Es gibt da ein paar Leitsätze, die ein braver Sozialdemokrat zu jeder Tages- und Nachtzeit auswendig aufsagen kann. Höhere Steuern für Reiche zählen dazu. Lars Klingbeil, wahrlich eher Pragmatiker als Sozialist, hat das jetzt mal wieder auf mildestmögliche Weise getan. Für „superhohe“ Vermögen sei das „nicht ausgeschlossen“, sagt er.
Dass der SPD-Chef seine Worte vorsichtig wägt, ist klug. Eine große Steuererhöhungsdebatte sollte sich die um Aufschwung kämpfende Koalition nicht auch noch ans Bein binden. Jeder weiß: Die SPD macht sich‘s zu leicht mit der Behauptung, der Haushalt ließe sich mit ein bisschen Reichensteuer stopfen. Und die Union macht sich‘s zu leicht, mit Inbrunst jede Steuererhöhung abzulehnen, aber – hallo CSU – ohne Gegenfinanzierung milliardenschwere Klientelleistungen durchzuboxen.
Wichtiger und ehrlicher wären zwei Schritte: Substanziell im Etat zu streichen, statt großes Sparpotenzial wie beim Bürgergeld kleinzureden. Wo bleibt die vereinbarte Komplettreform, wer treibt Sozialministerin Bärbel Bas an, die das seit Amtsantritt in großer Gemächlichkeit verzögert?

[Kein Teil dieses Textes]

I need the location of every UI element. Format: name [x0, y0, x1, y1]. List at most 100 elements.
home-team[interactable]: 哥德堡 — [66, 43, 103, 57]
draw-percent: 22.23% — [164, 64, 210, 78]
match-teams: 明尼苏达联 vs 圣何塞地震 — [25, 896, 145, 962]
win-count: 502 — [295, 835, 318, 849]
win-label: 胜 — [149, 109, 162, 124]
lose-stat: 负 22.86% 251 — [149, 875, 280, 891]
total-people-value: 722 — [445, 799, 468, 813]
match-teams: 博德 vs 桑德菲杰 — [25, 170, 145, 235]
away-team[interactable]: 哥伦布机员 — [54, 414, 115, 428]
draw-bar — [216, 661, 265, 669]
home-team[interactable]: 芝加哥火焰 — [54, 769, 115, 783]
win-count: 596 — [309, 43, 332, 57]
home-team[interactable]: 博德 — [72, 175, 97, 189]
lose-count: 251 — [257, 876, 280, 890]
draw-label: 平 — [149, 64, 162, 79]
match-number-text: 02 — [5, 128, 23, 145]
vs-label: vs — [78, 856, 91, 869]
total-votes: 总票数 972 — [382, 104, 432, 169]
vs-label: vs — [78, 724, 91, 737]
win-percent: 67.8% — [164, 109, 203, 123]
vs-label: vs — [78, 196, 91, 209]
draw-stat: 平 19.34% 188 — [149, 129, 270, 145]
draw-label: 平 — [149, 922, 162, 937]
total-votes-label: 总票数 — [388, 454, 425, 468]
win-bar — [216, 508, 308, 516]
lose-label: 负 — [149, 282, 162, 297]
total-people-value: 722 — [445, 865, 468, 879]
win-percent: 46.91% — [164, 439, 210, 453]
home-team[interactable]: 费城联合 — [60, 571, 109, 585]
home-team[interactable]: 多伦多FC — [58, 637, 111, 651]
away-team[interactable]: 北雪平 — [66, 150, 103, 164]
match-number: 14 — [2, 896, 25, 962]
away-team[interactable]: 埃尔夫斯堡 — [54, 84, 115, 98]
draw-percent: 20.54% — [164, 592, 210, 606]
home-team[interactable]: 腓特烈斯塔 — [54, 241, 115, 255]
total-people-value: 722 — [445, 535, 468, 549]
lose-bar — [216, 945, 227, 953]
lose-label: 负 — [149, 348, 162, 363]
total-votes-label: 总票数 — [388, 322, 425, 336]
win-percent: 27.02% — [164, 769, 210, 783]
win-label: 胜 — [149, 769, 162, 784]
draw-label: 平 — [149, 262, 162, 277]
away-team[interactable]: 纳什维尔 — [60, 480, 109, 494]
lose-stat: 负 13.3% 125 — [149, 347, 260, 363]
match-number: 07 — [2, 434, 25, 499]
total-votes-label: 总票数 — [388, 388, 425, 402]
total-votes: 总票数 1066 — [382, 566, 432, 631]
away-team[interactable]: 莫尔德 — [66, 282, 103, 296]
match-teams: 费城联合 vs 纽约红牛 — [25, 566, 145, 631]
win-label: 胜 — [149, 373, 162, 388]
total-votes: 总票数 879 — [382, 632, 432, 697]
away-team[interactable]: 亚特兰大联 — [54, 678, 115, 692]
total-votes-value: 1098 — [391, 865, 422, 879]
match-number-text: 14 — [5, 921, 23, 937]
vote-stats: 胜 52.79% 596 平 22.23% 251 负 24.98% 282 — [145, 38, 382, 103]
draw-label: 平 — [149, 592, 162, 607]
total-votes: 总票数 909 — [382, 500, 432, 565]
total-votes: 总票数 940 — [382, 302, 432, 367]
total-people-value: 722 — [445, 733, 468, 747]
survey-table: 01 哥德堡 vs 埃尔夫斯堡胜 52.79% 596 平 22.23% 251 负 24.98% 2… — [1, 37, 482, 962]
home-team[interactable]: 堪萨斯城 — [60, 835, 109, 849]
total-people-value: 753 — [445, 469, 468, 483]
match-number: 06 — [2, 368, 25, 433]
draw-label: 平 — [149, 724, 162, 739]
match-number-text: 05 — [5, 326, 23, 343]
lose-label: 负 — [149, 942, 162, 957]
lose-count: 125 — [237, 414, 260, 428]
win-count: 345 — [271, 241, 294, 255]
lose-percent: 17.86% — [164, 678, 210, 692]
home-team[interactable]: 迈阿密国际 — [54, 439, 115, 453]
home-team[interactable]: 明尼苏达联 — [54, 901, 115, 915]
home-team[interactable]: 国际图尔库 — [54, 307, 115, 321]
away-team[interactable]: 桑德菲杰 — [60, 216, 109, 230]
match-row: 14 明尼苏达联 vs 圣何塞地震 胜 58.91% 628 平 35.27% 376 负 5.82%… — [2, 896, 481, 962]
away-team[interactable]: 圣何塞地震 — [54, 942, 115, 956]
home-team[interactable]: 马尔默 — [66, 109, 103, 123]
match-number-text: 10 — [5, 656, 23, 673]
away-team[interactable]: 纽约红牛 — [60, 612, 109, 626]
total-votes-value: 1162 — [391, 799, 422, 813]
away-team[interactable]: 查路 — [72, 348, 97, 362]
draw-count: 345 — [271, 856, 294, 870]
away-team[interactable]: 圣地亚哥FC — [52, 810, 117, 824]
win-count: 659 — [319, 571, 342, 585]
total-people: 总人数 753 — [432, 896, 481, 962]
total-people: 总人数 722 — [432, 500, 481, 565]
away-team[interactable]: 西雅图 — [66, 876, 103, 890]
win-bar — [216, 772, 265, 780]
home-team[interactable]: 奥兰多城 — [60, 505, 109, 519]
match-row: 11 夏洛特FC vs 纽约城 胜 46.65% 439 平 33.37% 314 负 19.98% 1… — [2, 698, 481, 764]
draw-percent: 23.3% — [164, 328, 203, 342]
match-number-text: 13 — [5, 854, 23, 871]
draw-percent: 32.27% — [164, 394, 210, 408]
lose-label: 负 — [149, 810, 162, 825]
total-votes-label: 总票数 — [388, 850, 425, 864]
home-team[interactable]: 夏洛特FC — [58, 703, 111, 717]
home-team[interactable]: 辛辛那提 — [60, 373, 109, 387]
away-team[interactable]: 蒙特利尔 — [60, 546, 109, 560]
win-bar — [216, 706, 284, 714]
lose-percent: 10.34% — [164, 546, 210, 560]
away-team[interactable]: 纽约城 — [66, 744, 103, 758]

Eine SPD, die Partei der Arbeiter und nicht der Alimentierten sein will, muss da aktiver werden. Zweiter Punkt: Die Koalition und auch ihr Kanzler müssen den Leuten klar sagen, dass auf sie Umstellungen und wohl auch Zumutungen zukommen werden – nicht bei der Steuer, sondern bei den Sozialsystemen, bei Gesundheit, Rente, Pflege, die der demografische Wandel in Schräglage bringt. Die Merz-Koalition will eine Reform-Regierung sein. Sie braucht künftig auch jenseits der Migrationspolitik den Mut, unpopuläre Themen anzupacken. Herzerwärmende Floskeln reichen nicht.